Source: [Distribution package vs. import package](https://packaging.python.org/en/latest/discussions/distribution-package-vs-import-package/)

The project/distribution name might be needed in code for various reasons. One might be that you are using the `importlib.metadata` standard library module to access project metadata. For instance:

```py
from importlib import metadata

distribution_name = "my-project"
version = metadata.version(distribution_name)
```

Or you might simply want to log the name.

```py
project_name = "my-project"
print(f"Project name: {project_name}")
```

The Python standard library does not provide a standardized function to programmatically access the current project/distribution name that works without limitations. This is because, as quoted above, no relationship is enforced between the name of a distribution package and the importable import packages it provides. You can of course just hardcode the project/distribution name as in the examples above, but this is not ideal since it is preferable to maintain `pyproject.toml` as the single source of truth for your project metadata.

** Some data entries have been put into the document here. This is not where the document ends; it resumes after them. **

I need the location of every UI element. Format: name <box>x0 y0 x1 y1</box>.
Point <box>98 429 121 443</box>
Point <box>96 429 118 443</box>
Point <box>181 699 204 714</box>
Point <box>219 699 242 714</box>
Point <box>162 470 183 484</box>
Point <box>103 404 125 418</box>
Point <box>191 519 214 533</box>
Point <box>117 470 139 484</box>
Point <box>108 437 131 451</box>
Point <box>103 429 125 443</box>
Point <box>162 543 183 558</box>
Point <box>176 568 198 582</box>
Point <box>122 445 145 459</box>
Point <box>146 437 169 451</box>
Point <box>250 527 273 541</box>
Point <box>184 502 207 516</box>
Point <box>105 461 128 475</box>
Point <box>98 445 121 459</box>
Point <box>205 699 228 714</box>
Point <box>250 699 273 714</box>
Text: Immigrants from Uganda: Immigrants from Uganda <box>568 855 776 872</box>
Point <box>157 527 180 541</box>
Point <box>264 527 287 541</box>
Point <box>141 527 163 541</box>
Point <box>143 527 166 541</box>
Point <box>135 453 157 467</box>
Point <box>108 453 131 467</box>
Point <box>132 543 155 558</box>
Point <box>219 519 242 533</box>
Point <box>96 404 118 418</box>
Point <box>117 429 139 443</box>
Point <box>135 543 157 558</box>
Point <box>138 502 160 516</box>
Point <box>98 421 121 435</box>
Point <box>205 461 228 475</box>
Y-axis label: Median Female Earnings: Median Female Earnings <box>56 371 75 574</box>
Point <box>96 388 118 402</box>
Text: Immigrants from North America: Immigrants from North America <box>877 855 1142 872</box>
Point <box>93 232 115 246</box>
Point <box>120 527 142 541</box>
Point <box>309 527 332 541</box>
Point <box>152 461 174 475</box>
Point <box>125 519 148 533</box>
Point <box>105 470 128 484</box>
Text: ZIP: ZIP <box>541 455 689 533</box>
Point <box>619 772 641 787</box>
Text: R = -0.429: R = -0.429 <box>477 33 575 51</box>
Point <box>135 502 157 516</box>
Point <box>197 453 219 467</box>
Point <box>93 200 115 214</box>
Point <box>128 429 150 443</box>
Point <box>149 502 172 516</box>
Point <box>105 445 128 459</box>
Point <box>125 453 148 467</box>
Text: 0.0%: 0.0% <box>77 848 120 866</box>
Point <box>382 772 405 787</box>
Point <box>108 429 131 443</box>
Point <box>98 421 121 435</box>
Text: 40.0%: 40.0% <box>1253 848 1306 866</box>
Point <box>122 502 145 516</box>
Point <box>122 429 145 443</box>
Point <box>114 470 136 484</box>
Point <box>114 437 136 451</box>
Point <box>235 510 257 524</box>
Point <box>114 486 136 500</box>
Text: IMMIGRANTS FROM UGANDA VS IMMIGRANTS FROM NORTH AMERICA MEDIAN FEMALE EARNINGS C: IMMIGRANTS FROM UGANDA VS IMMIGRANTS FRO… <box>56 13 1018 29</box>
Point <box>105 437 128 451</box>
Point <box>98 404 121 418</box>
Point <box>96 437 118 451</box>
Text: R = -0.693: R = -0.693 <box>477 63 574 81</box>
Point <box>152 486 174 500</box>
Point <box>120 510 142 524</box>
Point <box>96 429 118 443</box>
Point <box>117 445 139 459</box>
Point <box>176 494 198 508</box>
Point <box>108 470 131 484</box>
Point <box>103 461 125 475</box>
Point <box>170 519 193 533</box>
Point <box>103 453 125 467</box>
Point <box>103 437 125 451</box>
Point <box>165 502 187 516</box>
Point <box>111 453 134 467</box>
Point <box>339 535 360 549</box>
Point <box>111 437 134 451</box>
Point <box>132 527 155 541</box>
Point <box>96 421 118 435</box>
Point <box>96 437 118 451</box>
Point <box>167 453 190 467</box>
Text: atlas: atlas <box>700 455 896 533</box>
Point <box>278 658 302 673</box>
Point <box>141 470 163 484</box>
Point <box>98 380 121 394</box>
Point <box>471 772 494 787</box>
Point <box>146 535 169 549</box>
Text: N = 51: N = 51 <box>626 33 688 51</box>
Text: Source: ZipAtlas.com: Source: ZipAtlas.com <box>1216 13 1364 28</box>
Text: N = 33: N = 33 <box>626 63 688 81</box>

The following method (originally [posted here](https://github.com/pypa/hatch/issues/2019)) is the best you can achieve with the standard library [`importlib.metadata`](https://docs.python.org/3/library/importlib.metadata.html) module, but it has important limitations.

Say one top-level module or import package name in your project is `my_tool`. Then you can do:

```py
from importlib import metadata

def get_project_name() -> str:
    pkg_name = "my_tool"
    pkg_to_dists = metadata.packages_distributions()
    return pkg_to_dists[pkg_name][0]
```

This uses [`importlib.metadata.packages_distributions()`](https://docs.python.org/3/library/importlib.metadata.html#importlib.metadata.packages_distributions) to map one of the top-level names to the project/distribution name.

This method has the following limitations:

1. It does not work for namespace packages as the top-level namespace will map to potentially multiple distributions.
2. It does not work with an editable install (unless you are using `setuptools`, see more details [here](https://github.com/pypa/packaging-problems/issues/609) and [here](https://github.com/python/importlib_metadata/issues/402)). The main reason is that `importlib.metadata` "operates on third-party distribution packages installed into Python’s site-packages directory".

Alternatively, Hatch provides a CLI command `hatch project metadata name` that outputs the project name. However, this is cumbersome to use in Python code as you need to use something like `subprocess.run` to invoke the command in a working directory that contains the project source code. It additonally requires that Hatch is installed.

An even better alternative then is to generate a file containing the project name on-the-fly and include it in the distribution—and this is exactly what the `hatch-project-name` build hook does! Since the file is generated, you should exclude it from version control. This maintains `pyproject.toml` as the source of truth for the project name. Furthermore, Python project templates built with tools like cookiecutter and Copier will not need to parameterize the project name in Python source files.